Cradle is a software platform used for protein engineering by scientists, targeting a wide range of users, from computational experts to bench scientists. Eli Bixby, Co-Founder & Head of Machine Learning at Cradle, argued that ML shines the most after de Novo, particularly during the lead optimization stage.
Although de Novo methods are effective for initial target hits, they struggle with strong binders and require significant improvement in developability. Having participated in public competitions to test their models, they consistently achieved better binding results than competitors relying on more traditional de Novo structure-based approaches.
The main drive behind improving the lead optimization process is attributed to the fact that lead optimization is one of the most costly processes in drug discovery and development. Bixby introduced the lab-in-the-loop machine learning platform that seeks to tackle challenges in lead optimization by homing in on multi-property optimization. Bixby stated: “Lead optimization is fundamentally a multi-property optimization problem. You need to hit all of your developability targets in order to move into the clinic.”
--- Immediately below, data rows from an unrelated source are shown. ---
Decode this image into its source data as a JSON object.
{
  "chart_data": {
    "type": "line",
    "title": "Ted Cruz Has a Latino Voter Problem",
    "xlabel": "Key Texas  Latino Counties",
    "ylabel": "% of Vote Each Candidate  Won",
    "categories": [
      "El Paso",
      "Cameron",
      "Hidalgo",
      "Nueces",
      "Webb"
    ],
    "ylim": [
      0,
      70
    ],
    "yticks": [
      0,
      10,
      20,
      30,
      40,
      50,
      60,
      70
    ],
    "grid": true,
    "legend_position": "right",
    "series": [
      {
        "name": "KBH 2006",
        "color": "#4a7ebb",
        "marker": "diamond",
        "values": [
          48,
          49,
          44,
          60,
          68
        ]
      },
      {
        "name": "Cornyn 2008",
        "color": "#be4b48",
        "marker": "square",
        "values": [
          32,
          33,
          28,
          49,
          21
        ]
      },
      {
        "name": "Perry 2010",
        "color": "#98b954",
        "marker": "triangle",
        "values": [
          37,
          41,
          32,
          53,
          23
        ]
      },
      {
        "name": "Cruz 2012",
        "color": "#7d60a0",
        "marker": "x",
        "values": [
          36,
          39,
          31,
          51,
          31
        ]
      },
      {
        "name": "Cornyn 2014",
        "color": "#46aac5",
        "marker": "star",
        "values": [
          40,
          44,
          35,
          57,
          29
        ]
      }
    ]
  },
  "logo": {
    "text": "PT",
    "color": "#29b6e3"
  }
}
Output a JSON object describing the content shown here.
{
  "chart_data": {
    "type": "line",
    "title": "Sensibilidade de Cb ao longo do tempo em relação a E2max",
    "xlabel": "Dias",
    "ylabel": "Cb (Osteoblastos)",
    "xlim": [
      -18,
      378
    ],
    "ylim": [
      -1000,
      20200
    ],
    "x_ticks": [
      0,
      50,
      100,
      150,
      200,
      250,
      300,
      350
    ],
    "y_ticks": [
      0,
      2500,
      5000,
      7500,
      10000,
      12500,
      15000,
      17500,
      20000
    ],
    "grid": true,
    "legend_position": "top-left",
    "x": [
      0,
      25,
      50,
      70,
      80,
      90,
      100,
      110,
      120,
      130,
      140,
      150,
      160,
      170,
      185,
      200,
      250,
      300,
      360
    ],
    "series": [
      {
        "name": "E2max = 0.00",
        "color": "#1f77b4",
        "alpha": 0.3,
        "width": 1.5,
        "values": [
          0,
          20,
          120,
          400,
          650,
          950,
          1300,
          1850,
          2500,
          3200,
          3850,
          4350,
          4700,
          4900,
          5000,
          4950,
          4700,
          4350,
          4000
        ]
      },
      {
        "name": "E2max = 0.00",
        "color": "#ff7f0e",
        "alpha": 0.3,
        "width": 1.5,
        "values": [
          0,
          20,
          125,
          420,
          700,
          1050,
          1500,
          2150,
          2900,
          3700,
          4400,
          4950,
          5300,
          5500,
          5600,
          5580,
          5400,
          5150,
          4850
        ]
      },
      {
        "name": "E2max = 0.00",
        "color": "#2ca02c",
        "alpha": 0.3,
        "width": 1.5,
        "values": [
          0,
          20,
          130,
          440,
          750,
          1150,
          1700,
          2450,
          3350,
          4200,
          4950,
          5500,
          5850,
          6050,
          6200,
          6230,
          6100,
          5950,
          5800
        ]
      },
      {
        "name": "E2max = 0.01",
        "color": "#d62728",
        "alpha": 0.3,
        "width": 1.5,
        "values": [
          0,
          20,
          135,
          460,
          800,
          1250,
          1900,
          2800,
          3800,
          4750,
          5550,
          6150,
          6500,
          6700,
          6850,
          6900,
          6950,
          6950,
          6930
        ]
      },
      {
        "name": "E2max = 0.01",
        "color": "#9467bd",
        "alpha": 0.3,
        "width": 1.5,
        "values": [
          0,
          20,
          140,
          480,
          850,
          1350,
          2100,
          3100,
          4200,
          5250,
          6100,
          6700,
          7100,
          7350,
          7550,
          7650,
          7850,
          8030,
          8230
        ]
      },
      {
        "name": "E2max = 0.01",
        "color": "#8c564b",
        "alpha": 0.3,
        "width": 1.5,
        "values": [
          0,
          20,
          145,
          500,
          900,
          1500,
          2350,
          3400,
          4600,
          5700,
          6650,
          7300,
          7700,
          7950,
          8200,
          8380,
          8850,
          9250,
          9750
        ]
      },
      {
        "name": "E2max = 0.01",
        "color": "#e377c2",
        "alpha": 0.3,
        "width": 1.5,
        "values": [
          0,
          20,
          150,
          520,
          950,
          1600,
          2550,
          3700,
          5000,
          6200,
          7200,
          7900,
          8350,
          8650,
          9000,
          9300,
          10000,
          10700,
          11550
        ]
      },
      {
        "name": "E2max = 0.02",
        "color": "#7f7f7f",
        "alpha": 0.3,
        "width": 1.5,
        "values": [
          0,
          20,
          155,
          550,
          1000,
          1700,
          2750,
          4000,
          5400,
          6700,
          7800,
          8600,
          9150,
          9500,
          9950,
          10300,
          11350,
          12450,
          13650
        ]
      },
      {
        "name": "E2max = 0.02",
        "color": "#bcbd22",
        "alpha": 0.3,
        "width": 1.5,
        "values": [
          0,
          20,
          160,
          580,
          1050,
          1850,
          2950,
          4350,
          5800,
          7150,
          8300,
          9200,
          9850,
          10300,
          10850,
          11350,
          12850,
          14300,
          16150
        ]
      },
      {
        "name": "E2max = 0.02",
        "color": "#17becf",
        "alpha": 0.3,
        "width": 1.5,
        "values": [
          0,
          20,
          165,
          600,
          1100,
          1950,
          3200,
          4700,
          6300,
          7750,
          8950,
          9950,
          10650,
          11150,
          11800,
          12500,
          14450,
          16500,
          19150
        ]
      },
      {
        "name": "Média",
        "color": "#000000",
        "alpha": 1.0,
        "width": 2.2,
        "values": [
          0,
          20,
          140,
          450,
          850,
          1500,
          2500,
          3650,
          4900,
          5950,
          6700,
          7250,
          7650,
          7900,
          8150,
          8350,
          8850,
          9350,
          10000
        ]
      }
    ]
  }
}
The team at Cradle primarily works with enzyme projects. They rely on two main measurements: their predictors, which turn sequences into scores, and their generators. Bixby discussed the issues associated with optimizing only one property. For example, by optimizing only thermostability, the team lost 85% of samples because they wouldn’t express enough to measure thermostability. To address the issue of generators focusing on single properties and excluding others, multi-property conditioning must take place to balance multiple properties.
Bixby pointed out that ML, particularly generative ML tends to favour small areas of sequence space, narrowing in on a solution. Biology happens in batches so running plates of nearly identical sequences is inefficient. However, down selection and multi-property conditioning can overcome these challenges.
Cradle’s generator allows for insertions, deletions, and substitutions across the entire sequence. Furthermore, the generators can be conditioned on observed data, improving correlation. This resulted in a statistically significant improvement in hit rates.
In the future, Cradle aims to deploy customer-wide base models for developability properties and integrate third-party predictors into their pipeline. Bixby is focused on designing multi-chain complexes and generating large libraries for early discovery. A demo is worth 1,000 slides, so Bixby ended his talk by giving the audience a live demonstration of the Cradle software, showcasing its abilities in project creation, assay addition, and data import.